Usually she had always been received here with a certain shade of embarrassment, but to-day her coming seemed to please Herr Adrian. From the great arm-chair, which he now never left, he held out his hand to her, and Frau Traut’s merry eyes looked a glad welcome.
After the first greetings, they eagerly expressed their joyful amazement at the clear tones of her voice. Then Frau Dubois exchanged a significant glance with her husband, and now Barbara learned that a letter had arrived from San Yuste that very morning, which contained little except pleasant news of his Majesty and John.
While speaking, Adrian drew from his doublet the precious missive, showed it to the young wife as cautiously as a fragile ornament which we are reluctant to let pass out of our hands, and said in an agitated voice:
“The writer is no less a personage than Dona Magdalena de Ulloa. May Heaven reward her for it!”
Barbara gazed beseechingly into his wrinkled face, and from the inmost depths of her heart rose the cry: “Oh, let me see it, for I—you know it—I am his mother!”
“So she is,” said the old man in a tone of assent, nodded his long head, whose hair was now snow-white, and glanced questioningly at his wife. The answer was an assent.

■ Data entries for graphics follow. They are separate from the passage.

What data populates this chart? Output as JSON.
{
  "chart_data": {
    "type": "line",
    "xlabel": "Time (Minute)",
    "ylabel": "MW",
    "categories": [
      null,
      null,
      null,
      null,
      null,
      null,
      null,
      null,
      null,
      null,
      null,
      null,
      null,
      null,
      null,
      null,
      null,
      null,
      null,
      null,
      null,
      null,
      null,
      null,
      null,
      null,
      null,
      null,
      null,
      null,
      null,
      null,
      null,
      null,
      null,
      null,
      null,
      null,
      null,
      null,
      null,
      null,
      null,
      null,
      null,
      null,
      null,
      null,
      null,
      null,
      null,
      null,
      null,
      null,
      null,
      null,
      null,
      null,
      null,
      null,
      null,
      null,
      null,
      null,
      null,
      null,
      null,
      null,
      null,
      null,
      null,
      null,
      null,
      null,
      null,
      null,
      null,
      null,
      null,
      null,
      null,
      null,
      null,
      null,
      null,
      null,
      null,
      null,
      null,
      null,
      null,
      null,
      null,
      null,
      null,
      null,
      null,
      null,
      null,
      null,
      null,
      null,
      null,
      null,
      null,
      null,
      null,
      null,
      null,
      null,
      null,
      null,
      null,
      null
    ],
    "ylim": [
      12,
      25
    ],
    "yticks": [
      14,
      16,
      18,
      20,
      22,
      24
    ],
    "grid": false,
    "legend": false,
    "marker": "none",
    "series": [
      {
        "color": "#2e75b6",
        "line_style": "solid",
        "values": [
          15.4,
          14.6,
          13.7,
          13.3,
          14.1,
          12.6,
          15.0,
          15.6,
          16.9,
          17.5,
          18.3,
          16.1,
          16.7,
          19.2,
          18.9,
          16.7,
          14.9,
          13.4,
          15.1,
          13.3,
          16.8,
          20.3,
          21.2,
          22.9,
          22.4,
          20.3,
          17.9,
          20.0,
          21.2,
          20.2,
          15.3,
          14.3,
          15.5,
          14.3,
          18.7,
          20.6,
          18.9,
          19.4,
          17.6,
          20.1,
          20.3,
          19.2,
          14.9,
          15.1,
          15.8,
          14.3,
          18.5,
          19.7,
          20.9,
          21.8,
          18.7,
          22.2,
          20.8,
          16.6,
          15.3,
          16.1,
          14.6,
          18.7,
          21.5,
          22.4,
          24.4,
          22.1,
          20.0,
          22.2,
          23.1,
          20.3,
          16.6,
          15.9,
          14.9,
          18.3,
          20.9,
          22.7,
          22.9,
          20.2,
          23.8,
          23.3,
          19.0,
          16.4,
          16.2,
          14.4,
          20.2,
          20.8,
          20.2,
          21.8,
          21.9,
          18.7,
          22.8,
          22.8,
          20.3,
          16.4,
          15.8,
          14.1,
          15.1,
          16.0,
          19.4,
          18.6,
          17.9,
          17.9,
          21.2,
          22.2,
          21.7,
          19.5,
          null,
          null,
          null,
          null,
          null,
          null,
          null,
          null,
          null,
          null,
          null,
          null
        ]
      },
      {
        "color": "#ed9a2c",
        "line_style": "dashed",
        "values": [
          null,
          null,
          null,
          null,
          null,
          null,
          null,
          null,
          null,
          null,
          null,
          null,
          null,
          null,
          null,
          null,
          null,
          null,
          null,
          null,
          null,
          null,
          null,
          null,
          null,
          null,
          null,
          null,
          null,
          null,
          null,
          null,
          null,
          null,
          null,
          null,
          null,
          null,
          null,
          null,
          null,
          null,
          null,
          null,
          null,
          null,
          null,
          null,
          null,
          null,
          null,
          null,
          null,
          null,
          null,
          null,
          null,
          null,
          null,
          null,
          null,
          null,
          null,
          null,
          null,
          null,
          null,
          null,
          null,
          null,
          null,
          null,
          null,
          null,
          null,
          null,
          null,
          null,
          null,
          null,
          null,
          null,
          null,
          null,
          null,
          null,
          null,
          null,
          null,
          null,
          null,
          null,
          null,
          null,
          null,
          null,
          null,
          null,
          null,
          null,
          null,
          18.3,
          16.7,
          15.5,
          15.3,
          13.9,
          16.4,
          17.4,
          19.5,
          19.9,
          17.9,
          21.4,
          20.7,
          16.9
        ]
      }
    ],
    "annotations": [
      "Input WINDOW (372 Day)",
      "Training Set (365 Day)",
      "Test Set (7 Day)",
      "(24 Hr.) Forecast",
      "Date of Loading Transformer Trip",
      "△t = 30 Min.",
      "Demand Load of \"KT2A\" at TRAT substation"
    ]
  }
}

Adrian clasped his chin—during the period of his service he had always worn it smooth-shaven, but the white stubble of a full beard was now growing on it—in his emaciated hand, and asked Barbara if she understood Spanish.
Her knowledge of it was very slight; but Frau Traut, who, like her husband, had mastered it during the long years of intercourse with the Castilian court, now undertook to put the contents of the letter into German.
This was not difficult, for she had already been obliged to read it aloud three times to Adrian, who could no longer decipher written characters.
The address was not omitted; it had pleased them both. It ran as follows:
“To his Majesty’s good and faithful servant, Adrian Dubois, from his affectionate friend of former days, Dona Magdalena de Ulloa, wife of Don Luis Mendez Quijada, Lady of Villagarcia.”
Frau Trout read these noble names aloud to Barbara proudly, as if they were her own; but before she went on Adrian interrupted—
“As to friendship, you may think, Frau Barbara, that Dona Magdalena is showing me far too much honour in using those words; but I would still give my right hand for that lovely creature with her kindly soul. When, just after Don Luis married her, his Majesty took her young husband away, she entreated me most earnestly to look after him, and I could sometimes be of assistance. To be sure, we broke many a piece of bread together in war and peace in the same service. Ah, Frau Barbara! I am far better off here than I deserve to be; but sometimes my heart is ready to break when I think of my Emperor, and that I must leave the care of him to others.”